Colin Thiele has written a carefully documented book [Albatross two] about the effects of an off-shore oil rig on a remote bay in south Australia. Everything is black and white and the oil men are condemned before they take to sea…. One knows the dangers of oil pollution but no-where in this book is there any attempt to evaluate. The characters are stereotypes—Tina is the girl who loves birds—one realises from the opening chapter the fate that lies in store for her tame penguin Piglet, and her brother Link who goes to work on the rig and has a secret sympathy for the oil men. Many of the characters have impossible nicknames and speak in almost unreadable dialect, both of which factors irritated me enormously. I am sure the technicalities are correct but the book lacked a soul and was therefore for me a failure.

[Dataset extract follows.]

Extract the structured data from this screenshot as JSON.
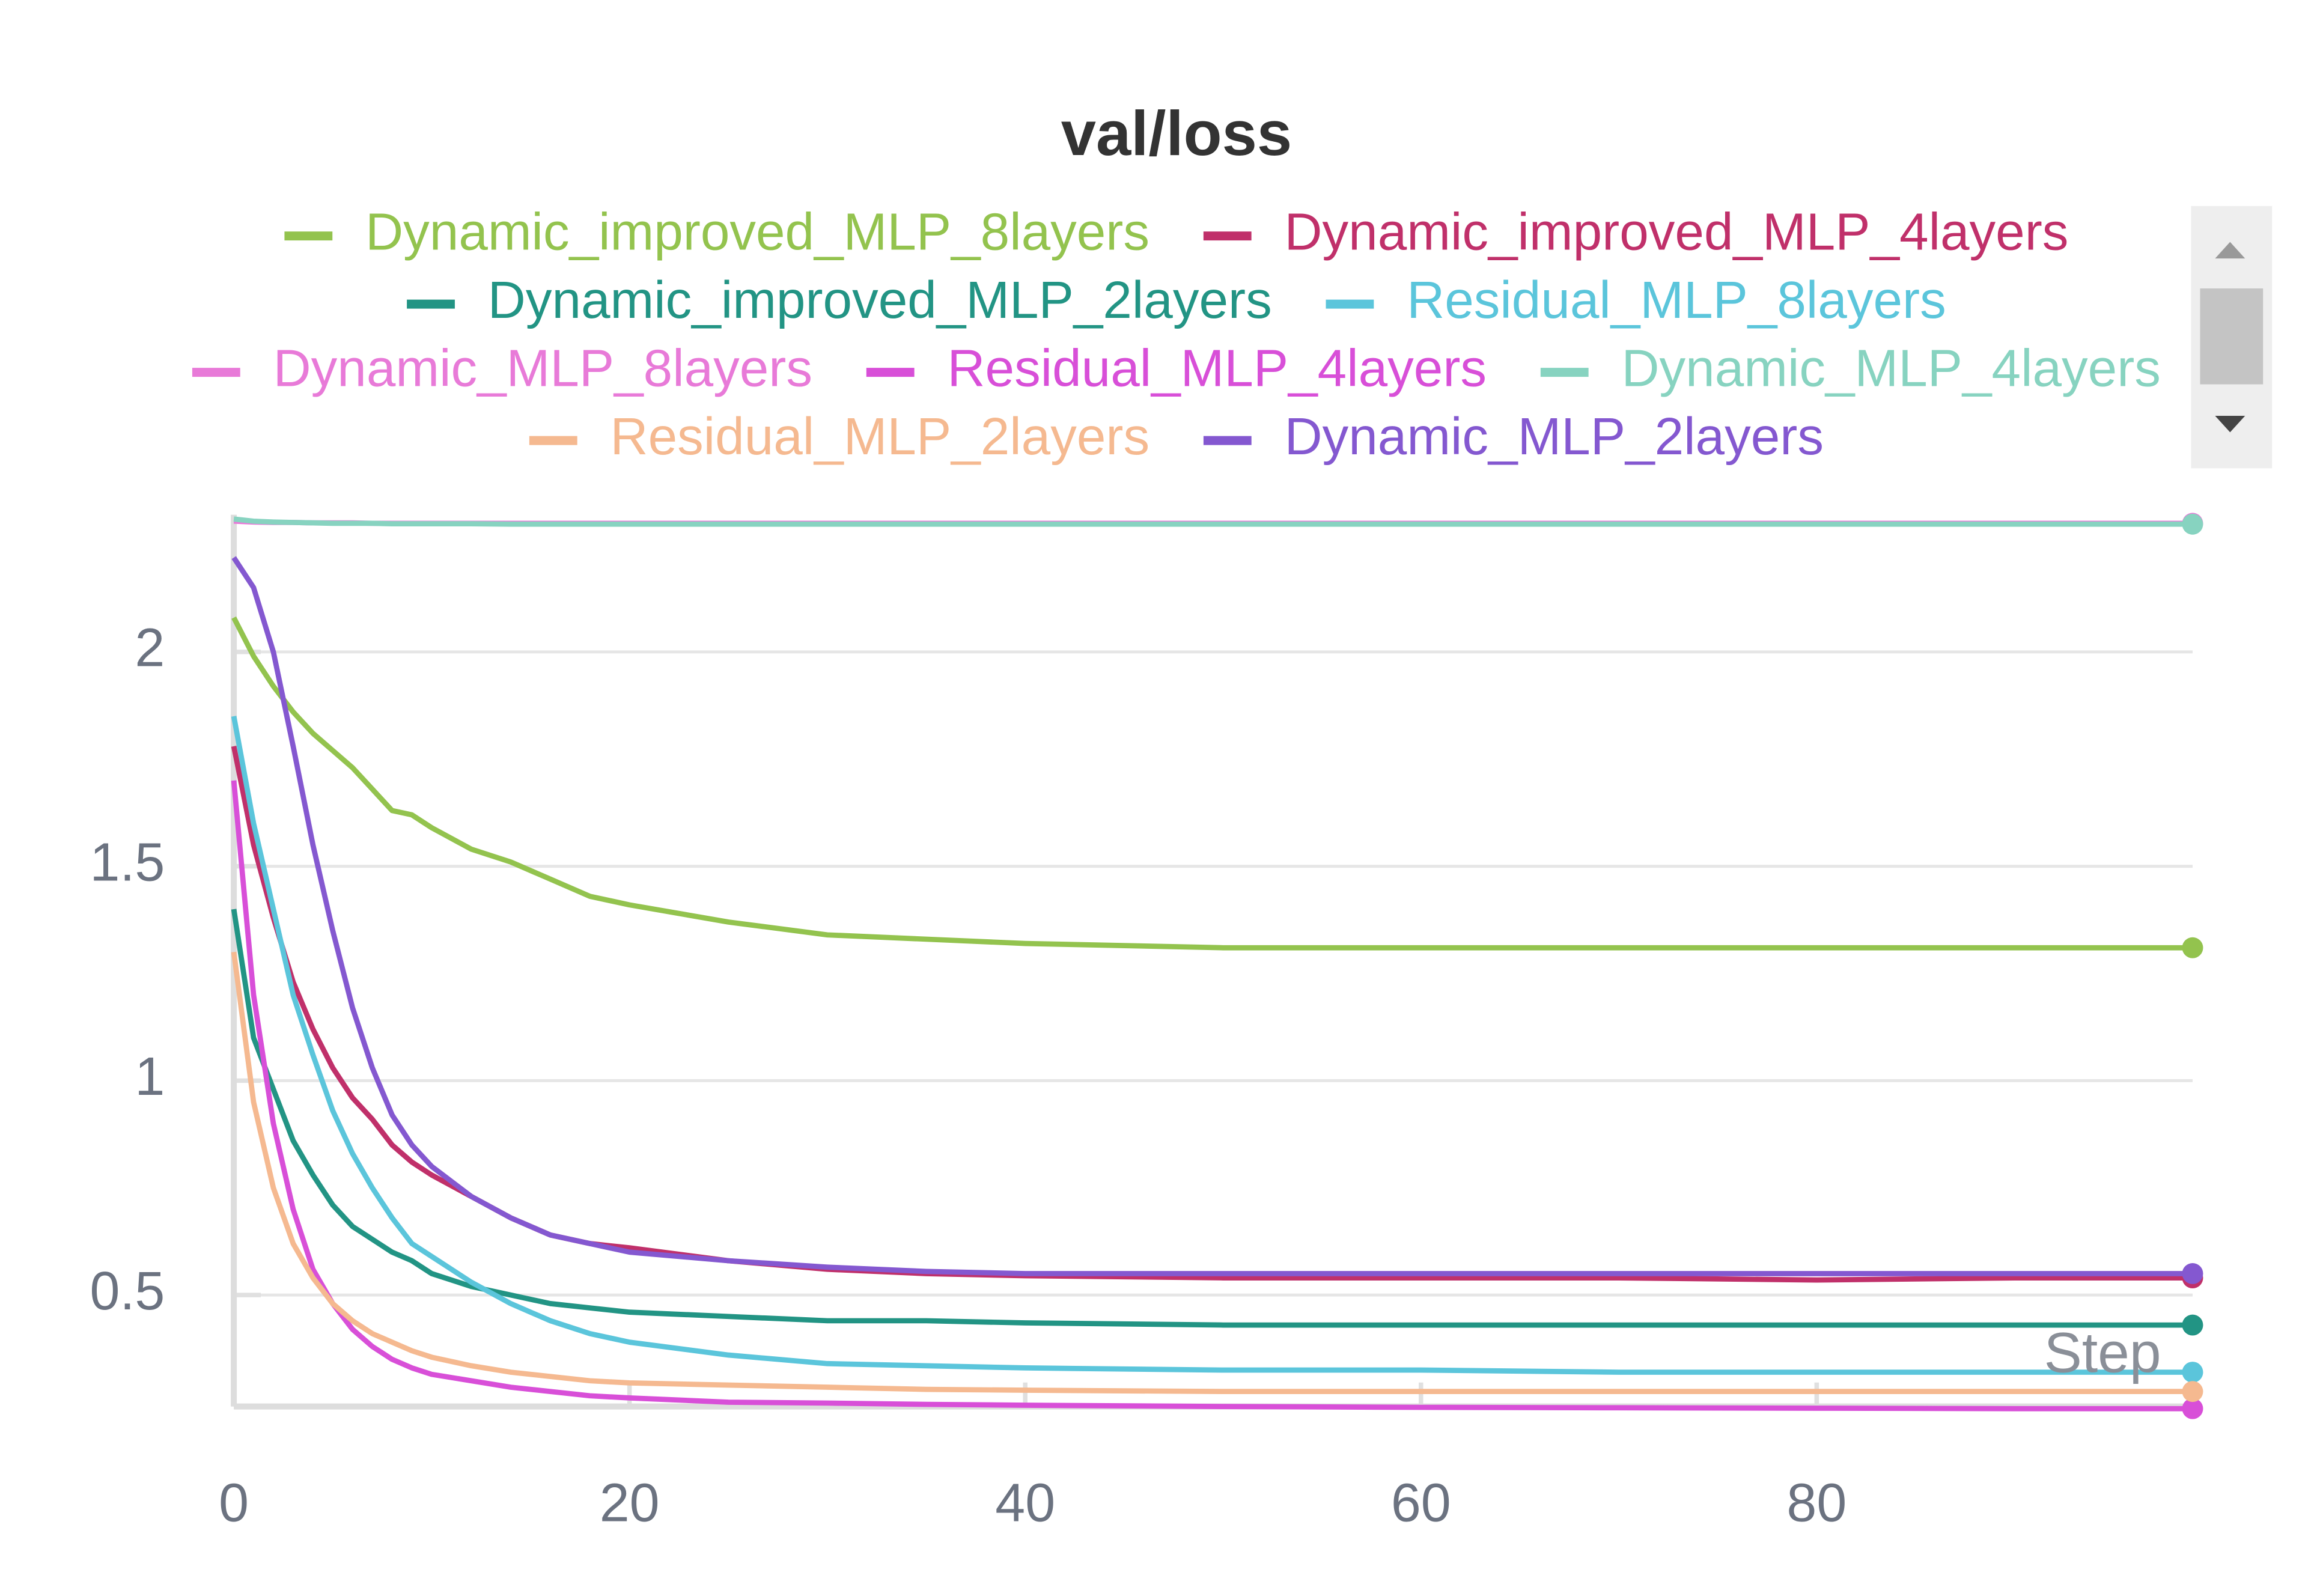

Joan Murphy, "'Albatross Two'," in The School Librarian, Vol. 23, No. 3, September, 1975, p. 252.
What's really remarkable [in Fight Against Albatross Two] is Thiele's translation of an apparently clear-cut ecological moral into the subtleties of family conflict as Tina, just discovering a passion for ornithology in the process of easing her pet fairy penguin, Piglet, back to the wild, finds herself aligned against her fourteen-year-old brother Link, who has signed on the rig for a two week stint as cook's helper…. Thiele's knowledge of operations on the rig itself gives weight to those sequences and the physical action he narrates so well doesn't impose any facile answers on the problem which looms over the likably undemonstrative residents of Ripple Bay.